The Belize Environment

Belize knows how important its natural environment is, not just for their fishing industry, but also for tourism and protecting its bio and marine diversity.  Belize is home to the only Jaguar Reserve in the world.  Belize is also implementing sustainability and conservation efforts to protect the Belize Barrier Reef.  It works with the other governments of the countries with whom it shares the reef.  I encourage you to get out and enjoy outdoor activities Belize has to offer, but please respect what Belize is trying to protect.

Where to Stay in Belize

Belize draws tourists of all financial means.  You can either do it on the cheap with hostels (yes you can stay in a hostel over 40), to bed and breakfasts and economy hotels to posh resorts.  Belize has it all.  For me, where I want to stay depends on 3 things:  what can I afford, how will I be getting around and how often (this is also for my safety), and what amenities I want.

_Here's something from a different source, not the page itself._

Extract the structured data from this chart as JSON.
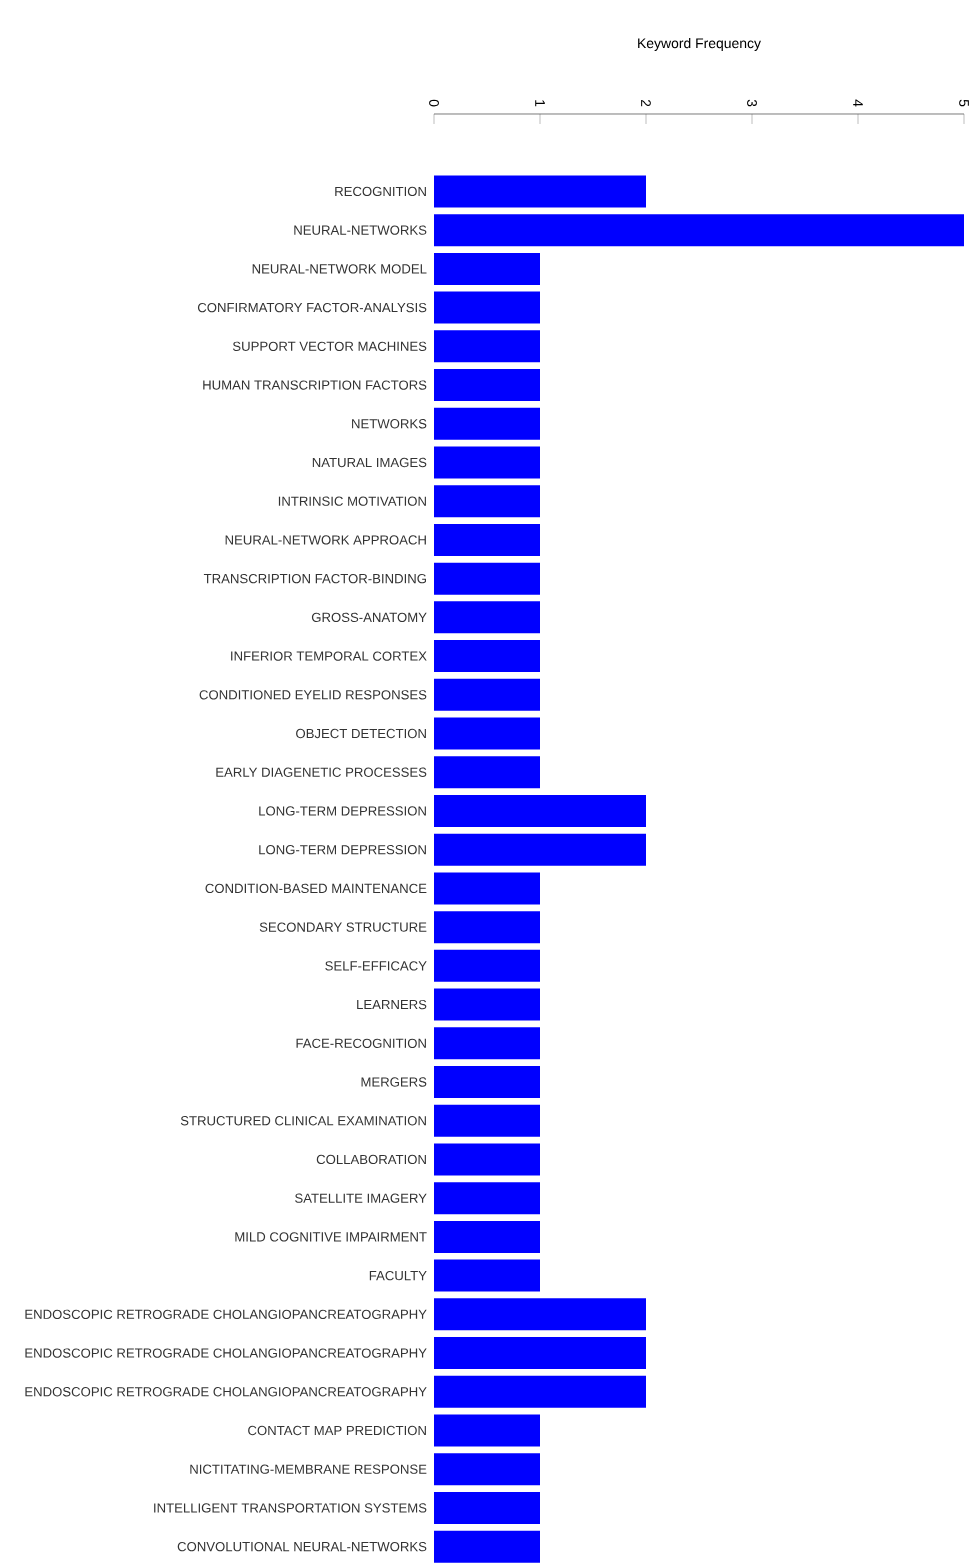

In a recent trip to Placencia, I needed a place for two weekends only but didn’t want a rental car expense.  I wanted to be close to restaurants, bars, dive shops, and shopping, but didn’t want to risk being near any noisy, “downtown” location.  I chose a beachside hotel that was a 5-minute taxi (or 15-minute bike ride) from Placencia Village. My hotel offered free airport shuttle service and free bike rentals I could use during the day. I chose taxi services ($10 BZE = $5 USD plus a small tip) for the evenings – it’s not recommended to walk or bike at night on Placencia Road outside of the village.  With all of the amenities I needed, not to mention a basically private beach in the slower season of April, I paid $84 USD/night all fees included.  Perfect for me. In short, you can end up spending anywhere from $40-50 USD a night to over $500 USD a night.  I recommend a little research here through your favorite booking sites and definitely reading the up on others’ reviews.  That’s a no-brainer.

Belize Currency Exchange

When doing your international travel planning, one of the first things you do is try to assess your trip budget and research the exchange rate of your destination country to determine your costs, right?  I certainly do and do frequently. If you don’t, may I suggest it find its way to the top of your planning list?  How else will you know what your trip will cost? I did the same thing in my recent trip to Belize and to my wonderful surprise, I found the following:

  • The U.S. dollar (USD) is basically half of the Belizean dollar (BZE). Think 10 BZ$ = 5 US$.  It sure makes doing purchase calculations easy on the fly.
  • U.S. currency is accepted everywhere. In short, no need to do any currency exchange before you arrive in Belize. Don’t be surprised if you pay in U.S. cash, but you’re given a mix of BZE and USD back.

Belize Time

This brings me back to another top tip for Belize:  once you arrive, down shift to “chill and relax” mode.  Even if your rushed for your connection or have time to spare, you’re working on “Belize time”, as I call it.  Belizeans are laid back and friendly, but this is not to say they don’t get things done. From being under former British rule, there is still that professionalism and courtesy.  Belizeans are just calmer about it. Go with the flow and enjoy.